AI/TLDR

Apache APISIX

Cloud-native API gateway with AI plugins for proxying and governing LLM traffic

Overview

Apache APISIX is a dynamic, real-time API gateway that handles traffic management tasks such as load balancing, dynamic upstreams, canary releases, circuit breaking, authentication, and observability. It runs anywhere from bare-metal to Kubernetes and can also act as a Kubernetes ingress controller.

Through its plugin system, APISIX works as an AI gateway: it proxies requests to LLM providers, load balances across them, applies retries and fallbacks, and enforces token-based rate limiting and security controls. An mcp-bridge plugin can also expose stdio-based MCP servers as HTTP SSE services.

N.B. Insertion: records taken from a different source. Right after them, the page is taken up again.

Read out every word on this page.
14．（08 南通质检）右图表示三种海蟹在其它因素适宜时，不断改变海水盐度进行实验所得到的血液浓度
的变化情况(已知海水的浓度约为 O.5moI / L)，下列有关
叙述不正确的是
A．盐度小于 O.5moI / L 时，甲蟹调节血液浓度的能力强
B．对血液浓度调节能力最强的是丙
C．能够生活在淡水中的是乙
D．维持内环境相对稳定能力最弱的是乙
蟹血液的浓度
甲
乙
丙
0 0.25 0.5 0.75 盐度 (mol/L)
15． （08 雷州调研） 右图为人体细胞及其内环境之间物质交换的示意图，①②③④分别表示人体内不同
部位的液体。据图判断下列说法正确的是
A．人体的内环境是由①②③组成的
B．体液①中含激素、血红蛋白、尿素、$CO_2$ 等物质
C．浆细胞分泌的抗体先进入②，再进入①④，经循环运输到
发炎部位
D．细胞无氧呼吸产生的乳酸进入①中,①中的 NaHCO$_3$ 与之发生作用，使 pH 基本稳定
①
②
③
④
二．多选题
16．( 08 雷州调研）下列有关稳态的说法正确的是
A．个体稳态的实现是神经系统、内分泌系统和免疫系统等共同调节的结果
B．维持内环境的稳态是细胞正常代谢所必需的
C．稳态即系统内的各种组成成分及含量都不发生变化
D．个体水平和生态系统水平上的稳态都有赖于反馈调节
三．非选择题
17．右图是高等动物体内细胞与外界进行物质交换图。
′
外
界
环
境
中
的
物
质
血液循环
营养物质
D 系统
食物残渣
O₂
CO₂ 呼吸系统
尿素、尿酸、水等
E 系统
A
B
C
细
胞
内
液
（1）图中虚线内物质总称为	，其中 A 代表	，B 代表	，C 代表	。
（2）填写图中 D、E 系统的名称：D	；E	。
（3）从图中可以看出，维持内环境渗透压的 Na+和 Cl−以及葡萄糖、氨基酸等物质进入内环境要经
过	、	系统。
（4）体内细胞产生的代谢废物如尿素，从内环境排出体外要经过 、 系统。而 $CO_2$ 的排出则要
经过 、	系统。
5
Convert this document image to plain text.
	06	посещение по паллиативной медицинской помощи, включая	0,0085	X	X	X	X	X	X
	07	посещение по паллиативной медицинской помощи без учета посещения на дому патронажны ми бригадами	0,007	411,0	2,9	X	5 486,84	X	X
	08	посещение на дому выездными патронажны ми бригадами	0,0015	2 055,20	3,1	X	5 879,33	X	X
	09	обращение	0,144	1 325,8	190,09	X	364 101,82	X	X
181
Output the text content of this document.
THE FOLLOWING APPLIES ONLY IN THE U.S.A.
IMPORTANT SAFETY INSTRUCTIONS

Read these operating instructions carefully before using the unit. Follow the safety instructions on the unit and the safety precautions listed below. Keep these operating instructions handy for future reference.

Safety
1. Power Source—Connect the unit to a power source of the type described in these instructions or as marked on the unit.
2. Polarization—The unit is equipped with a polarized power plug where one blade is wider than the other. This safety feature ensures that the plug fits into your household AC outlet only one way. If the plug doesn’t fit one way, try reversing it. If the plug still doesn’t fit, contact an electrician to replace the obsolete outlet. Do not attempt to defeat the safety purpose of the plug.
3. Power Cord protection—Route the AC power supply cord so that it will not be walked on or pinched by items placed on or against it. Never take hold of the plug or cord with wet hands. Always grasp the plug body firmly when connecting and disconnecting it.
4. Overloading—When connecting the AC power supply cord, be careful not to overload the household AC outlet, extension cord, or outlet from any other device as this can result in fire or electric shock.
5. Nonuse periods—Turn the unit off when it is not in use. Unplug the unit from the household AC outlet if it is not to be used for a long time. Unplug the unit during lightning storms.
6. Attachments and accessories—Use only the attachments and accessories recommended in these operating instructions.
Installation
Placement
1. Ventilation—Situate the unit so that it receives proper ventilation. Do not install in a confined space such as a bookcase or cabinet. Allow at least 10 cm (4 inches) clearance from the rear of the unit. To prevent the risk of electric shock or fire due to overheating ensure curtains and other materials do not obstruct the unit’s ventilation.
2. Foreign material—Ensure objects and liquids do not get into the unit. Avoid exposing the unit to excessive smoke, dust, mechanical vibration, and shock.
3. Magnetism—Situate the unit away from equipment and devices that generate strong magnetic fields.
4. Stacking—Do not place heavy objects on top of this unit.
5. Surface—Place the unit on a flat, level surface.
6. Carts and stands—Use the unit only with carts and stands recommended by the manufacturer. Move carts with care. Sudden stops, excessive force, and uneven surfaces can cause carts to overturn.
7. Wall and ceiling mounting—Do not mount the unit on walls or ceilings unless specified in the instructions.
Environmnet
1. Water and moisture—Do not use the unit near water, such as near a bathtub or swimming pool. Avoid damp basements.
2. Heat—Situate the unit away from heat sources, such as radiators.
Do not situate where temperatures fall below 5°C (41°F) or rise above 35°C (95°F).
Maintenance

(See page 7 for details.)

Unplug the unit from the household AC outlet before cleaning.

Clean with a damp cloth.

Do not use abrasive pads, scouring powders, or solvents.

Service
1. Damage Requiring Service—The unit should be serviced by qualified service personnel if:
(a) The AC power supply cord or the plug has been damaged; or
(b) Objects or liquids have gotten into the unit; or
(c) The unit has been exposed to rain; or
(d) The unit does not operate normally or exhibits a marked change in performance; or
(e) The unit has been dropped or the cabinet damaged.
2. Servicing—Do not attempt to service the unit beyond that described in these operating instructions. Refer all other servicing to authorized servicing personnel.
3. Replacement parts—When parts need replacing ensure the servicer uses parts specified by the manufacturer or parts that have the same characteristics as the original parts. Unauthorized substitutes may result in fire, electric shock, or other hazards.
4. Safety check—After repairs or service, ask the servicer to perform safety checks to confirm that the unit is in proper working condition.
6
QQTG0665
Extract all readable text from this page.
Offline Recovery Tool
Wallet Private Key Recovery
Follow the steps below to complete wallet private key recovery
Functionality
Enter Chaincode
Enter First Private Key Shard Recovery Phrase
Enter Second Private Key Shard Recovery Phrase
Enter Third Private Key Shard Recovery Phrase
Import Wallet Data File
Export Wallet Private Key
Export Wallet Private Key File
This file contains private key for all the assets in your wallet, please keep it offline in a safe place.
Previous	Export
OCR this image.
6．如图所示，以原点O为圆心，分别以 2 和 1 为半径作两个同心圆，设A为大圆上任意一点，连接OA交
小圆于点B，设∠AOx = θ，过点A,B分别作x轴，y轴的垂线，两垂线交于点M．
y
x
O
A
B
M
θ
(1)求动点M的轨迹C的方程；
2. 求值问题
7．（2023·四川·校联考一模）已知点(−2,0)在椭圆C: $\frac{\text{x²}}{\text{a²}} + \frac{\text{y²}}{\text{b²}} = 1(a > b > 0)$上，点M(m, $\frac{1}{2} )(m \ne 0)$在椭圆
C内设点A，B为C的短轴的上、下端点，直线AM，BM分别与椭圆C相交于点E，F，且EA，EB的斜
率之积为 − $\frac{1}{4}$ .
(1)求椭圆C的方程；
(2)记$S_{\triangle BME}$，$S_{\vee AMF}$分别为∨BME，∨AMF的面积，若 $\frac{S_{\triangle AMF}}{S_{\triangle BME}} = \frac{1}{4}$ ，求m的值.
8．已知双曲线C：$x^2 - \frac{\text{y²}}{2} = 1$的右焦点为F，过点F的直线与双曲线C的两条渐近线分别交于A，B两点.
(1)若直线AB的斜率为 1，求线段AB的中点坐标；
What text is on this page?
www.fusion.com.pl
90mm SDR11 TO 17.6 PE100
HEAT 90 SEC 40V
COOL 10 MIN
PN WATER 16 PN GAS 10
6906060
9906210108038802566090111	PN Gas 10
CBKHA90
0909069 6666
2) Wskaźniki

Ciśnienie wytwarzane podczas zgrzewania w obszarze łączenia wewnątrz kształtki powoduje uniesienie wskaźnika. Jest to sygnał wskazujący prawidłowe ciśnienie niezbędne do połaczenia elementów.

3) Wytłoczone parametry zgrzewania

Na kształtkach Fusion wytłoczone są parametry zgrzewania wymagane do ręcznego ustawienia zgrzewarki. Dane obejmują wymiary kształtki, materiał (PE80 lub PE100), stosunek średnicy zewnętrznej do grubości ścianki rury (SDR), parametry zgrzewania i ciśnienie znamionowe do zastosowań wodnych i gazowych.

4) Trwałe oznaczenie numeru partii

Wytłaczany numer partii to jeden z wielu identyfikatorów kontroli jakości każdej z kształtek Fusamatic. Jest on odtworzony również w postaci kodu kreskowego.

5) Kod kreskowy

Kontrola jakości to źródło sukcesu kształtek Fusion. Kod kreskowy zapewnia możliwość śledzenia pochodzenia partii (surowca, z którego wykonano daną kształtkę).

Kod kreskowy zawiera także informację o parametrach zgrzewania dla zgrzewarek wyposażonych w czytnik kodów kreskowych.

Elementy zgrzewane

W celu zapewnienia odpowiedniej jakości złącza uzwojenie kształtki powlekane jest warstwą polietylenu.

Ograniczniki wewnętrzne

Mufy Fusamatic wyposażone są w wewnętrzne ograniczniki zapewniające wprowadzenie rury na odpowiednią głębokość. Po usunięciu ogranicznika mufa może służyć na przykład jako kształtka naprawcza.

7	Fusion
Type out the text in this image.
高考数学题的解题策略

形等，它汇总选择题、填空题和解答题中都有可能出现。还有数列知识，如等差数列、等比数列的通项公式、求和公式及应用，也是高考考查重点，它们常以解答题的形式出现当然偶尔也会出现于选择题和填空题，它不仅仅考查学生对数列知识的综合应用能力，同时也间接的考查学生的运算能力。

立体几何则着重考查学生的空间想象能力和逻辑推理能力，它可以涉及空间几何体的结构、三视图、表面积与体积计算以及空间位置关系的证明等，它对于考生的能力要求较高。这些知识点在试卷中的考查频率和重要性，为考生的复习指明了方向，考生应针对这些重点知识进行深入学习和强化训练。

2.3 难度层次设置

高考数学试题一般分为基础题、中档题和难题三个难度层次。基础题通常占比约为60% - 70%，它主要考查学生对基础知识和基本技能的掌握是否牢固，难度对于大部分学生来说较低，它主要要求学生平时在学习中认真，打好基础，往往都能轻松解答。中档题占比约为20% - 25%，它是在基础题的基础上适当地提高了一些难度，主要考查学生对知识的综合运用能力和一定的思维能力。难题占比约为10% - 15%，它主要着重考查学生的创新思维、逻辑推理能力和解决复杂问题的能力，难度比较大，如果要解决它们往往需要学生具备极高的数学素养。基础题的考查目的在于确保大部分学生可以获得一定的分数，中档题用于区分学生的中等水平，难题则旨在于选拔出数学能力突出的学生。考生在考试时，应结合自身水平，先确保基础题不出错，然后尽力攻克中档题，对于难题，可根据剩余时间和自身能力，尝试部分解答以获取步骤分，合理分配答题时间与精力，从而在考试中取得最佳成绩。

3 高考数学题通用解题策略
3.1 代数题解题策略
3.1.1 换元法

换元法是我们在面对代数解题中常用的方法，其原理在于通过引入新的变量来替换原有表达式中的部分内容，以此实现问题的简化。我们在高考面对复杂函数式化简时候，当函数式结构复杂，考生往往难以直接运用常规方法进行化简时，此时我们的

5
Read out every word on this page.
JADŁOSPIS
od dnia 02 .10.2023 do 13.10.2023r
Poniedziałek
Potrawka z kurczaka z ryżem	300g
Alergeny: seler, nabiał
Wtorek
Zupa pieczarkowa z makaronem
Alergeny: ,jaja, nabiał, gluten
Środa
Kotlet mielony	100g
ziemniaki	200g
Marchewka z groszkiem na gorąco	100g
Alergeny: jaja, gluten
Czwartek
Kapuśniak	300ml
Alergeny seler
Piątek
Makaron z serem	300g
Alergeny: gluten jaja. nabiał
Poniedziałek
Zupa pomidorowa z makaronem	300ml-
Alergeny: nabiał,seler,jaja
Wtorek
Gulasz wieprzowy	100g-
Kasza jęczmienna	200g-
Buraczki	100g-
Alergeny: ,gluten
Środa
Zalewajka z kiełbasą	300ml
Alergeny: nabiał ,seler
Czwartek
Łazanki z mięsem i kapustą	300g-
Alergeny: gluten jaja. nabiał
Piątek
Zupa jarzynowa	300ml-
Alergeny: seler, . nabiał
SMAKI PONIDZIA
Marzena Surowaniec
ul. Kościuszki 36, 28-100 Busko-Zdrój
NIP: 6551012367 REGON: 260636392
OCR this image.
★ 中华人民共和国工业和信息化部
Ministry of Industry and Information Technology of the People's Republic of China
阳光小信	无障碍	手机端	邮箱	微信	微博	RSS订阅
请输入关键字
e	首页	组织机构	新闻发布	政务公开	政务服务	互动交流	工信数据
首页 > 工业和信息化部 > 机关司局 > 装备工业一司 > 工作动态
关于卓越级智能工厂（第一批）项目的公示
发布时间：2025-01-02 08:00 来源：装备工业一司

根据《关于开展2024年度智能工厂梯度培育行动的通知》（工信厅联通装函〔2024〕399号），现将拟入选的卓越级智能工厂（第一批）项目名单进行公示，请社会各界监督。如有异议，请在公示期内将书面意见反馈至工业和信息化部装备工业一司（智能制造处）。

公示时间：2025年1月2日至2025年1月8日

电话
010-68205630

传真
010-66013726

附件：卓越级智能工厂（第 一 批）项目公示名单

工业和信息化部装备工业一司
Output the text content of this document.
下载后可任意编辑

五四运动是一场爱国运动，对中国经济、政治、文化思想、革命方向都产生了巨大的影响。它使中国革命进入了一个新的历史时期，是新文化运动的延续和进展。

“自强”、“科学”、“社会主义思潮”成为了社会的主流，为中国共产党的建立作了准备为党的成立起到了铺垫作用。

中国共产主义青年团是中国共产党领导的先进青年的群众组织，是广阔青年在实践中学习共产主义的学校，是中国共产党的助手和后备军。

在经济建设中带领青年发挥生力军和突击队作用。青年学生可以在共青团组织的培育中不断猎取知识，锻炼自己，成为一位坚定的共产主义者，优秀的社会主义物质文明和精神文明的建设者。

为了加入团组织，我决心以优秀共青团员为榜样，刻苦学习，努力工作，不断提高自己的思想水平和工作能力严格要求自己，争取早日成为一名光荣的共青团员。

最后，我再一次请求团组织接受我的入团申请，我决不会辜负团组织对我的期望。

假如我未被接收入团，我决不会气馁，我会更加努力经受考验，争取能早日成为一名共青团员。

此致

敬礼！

It fits the LLM gateway / proxy category for teams that already need a general-purpose gateway and want one place to route both traditional API traffic and AI model traffic, without locking into a single vendor.

What it does

  • AI proxying and load balancing across LLM upstreams, with retries and fallbacks
  • Token-based rate limiting plus authentication and security plugins for AI traffic
  • `mcp-bridge` plugin converts stdio-based MCP servers into scalable HTTP SSE services
  • Hot updates of configuration and plugins without restarts
  • Multi-protocol support: HTTP(S), gRPC, TCP/UDP, MQTT, Dubbo, WebSocket, and HTTP/3 with QUIC
  • Fine-grained routing with full-path and prefix matching, plus health checks and circuit breaking

Getting started

Run APISIX locally with the official quickstart script, then create and test a route through the Admin API.

Start APISIX

The quickstart script starts two Docker containers, apisix-quickstart and etcd. Docker is required.

bashbash
curl -sL https://run.api7.ai/apisix/quickstart | sh

Verify it is running

Check that APISIX answers on its proxy port 9080.

bashbash
curl "http://127.0.0.1:9080" --head | grep Server

Create a route

Use the Admin API on port 9180 to forward /ip to an upstream.

bashbash
curl -i "http://127.0.0.1:9180/apisix/admin/routes" -X PUT -d '{
  "id": "getting-started-ip",
  "uri": "/ip",
  "upstream": {
    "type": "roundrobin",
    "nodes": { "httpbin.org:80": 1 }
  }
}'

Test the route

Send a request through the gateway on port 9080 to confirm the route works.

bashbash
curl "http://127.0.0.1:9080/ip"

Commands and code are distilled from the project's own documentation — always check the official repo for the latest.

When to use it

  • Put a single gateway in front of multiple LLM providers, with load balancing, retries, and fallbacks between them
  • Enforce token-based rate limits, authentication, and access control on AI model traffic
  • Expose stdio-based MCP servers as HTTP SSE services using the mcp-bridge plugin
  • Run one gateway for both traditional north-south API traffic and AI traffic, including as a Kubernetes ingress controller

How Apache APISIX compares

Apache APISIX alongside other open-source gateways & routing tools AI/TLDR tracks, ranked by GitHub stars.

ToolStarsWhat it does
LiteLLM★ 50.9kA Python SDK and proxy server that gives one OpenAI-compatible API to 100+ LLM providers, with cost tracking, budgets, fallbacks, rate limiting, and an admin UI.
Apache APISIX★ 16.8kCloud-native API gateway with AI plugins for proxying and governing LLM traffic
Portkey AI Gateway★ 12.1kAn LLM gateway that routes calls to 100+ providers through one API and adds logging, tracing, caching, and fallbacks for production AI traffic.
Higress★ 8.7kAn AI-native API gateway built on Istio and Envoy that proxies and governs traffic to many LLM providers, with token rate limiting, caching, and MCP server hosting.
Plano (formerly Arch Gateway)★ 6.6kAn Envoy-based proxy and data plane for agentic apps that handles prompt routing between agents, guardrails, unified access to LLMs, and observability.
Bifrost★ 5.9kA high-throughput LLM gateway written in Go that gives a single OpenAI-compatible API to many providers, with failover, load balancing, semantic caching, and very low overhead at high request rates.
RouteLLM★ 5kA framework from LMSYS for serving and evaluating LLM routers that sends easy queries to cheaper models and hard ones to stronger models to cut cost.
vLLM Semantic Router★ 4.5kAn intelligent router that inspects each request and sends it to the most suitable model in a mixture-of-models setup across cloud, data center, and edge.